A large element of any lease negotiation is the determination of the tenant’s construction allowance, otherwise known as the tenant improvement allowance or TIA. The amount and structure of the TIA can directly impact the rental rate of the deal.

The goal for any tenant is to negotiate the greatest amount of control and flexibility when determining and securing a tenant improvement allowance.

A landlord will typically provide a tenant improvement allowance that is structured in one of two ways:

  1. Turnkey: The landlord will cover 100% of the tenant improvement costs and associated fees, as a part of the negotiated rental rate.
  2. Allowance deal: The landlord will provide a flat dollar amount to be used by the tenant to build their space and cover any ancillary fees.

Many tenant representative brokers will stress that their client wants a “turnkey buildout”, but what they should try and do is minimalize actual out of pocket expenses and maximize the amount of the tenant allowance. Let’s explore the issue with a turnkey buildout.

When agreeing to a turnkey allowance, many landlords will actually use this as a profit center. They do this by building in a large contingency into the allowance, as much as 15-20%, thus potentially creating a profit center if they manage the construction efficiently.

Consider: The landlord budgets an allowance of $40/sf and factors their rent based on this budget. The landlord, through efficiently managing the process, is able to complete the construction for $32/sf, increasing their return on the rent deal. Thus, the tenant has surrendered $6/sf that could have been driven into building the space, or being used for free rent or some other contingency. Instead, the landlord has pocketed the money and increased the deal profit.

This is why, in many cases, it is better to negotiate a set dollar amount for the TIA, and maintain control over the process during the buildout phase.

Negotiating for a stated construction allowance means a tad more upfront work by the tenant’s broker, but the added control it provides can ultimately save money.

It is important as a part of an allowance deal to maintain the right to retain your own project manager. This manager will coordinate all construction and works solely for the tenant. Essentially, shifting control from the landlord to the tenant. This provides the ability to:

  1. Maintain quality control
  2. Allows tenant team to value engineer the plan, and competitively bid the plans to ensure the tenant realizes the maximum benefit from the construction allowance.

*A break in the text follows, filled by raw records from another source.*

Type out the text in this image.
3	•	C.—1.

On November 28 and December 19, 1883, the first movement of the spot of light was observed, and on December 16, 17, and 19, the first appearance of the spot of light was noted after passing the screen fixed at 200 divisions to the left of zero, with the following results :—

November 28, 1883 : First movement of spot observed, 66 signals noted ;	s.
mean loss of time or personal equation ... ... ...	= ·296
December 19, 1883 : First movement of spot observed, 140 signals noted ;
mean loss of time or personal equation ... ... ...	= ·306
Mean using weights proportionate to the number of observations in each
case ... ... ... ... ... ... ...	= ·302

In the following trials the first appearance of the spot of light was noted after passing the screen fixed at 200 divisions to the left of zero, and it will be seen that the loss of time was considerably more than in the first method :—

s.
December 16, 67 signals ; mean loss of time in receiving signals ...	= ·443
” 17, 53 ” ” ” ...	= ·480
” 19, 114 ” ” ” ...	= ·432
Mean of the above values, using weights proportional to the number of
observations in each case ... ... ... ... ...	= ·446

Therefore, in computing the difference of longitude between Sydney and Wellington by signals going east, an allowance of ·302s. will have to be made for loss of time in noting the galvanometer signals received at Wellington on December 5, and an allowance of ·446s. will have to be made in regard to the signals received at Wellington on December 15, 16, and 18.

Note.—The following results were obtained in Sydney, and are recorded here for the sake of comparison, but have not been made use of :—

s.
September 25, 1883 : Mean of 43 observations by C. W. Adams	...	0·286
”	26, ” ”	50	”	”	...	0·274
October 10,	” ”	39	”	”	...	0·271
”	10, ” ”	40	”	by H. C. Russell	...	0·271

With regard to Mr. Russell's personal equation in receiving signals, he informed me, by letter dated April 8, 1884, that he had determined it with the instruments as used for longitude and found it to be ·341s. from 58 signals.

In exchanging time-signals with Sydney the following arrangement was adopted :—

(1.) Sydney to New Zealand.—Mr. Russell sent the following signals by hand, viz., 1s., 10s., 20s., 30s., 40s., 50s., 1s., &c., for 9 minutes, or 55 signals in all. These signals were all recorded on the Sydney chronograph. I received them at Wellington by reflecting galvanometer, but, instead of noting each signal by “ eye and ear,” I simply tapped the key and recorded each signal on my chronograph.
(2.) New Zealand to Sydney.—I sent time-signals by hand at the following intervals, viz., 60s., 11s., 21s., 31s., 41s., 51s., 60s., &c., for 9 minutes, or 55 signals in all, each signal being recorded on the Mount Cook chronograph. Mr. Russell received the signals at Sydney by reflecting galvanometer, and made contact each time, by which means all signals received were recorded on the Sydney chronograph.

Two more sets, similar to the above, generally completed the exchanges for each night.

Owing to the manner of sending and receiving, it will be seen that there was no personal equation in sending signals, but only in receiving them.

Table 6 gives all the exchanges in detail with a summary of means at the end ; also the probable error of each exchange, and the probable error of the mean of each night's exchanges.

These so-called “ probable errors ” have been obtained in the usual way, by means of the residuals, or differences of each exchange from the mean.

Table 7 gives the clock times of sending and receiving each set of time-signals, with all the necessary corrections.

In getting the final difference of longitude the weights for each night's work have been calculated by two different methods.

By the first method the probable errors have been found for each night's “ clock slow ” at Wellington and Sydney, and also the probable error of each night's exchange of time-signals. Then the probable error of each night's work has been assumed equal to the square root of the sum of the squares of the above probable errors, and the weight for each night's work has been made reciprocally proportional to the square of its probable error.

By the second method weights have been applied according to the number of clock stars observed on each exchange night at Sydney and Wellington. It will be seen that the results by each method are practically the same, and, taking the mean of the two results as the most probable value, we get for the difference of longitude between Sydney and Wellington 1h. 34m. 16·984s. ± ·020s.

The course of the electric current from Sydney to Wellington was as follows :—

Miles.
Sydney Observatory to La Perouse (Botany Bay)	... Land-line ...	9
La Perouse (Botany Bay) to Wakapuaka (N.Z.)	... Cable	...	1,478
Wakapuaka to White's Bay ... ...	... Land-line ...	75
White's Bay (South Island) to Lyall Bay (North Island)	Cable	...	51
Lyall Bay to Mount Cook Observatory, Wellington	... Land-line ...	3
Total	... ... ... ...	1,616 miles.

As a part of any allowance deal, it is a good idea to negotiate for the tenant to have the right to amortize any excess costs into the rental rate, usually at an agreed to interest rate. The tenant can also always elect to pay these overruns, upgrades, or change orders as cash to the landlord.

There are some deals where the work only involves minor construction like paint, and carpet. In these cases having a turnkey allowance is not a bad idea, since the risk is minimal of cost overruns. But, where there are any major construction to be done, it’s many times a better idea to work with the negotiated construction allowance option.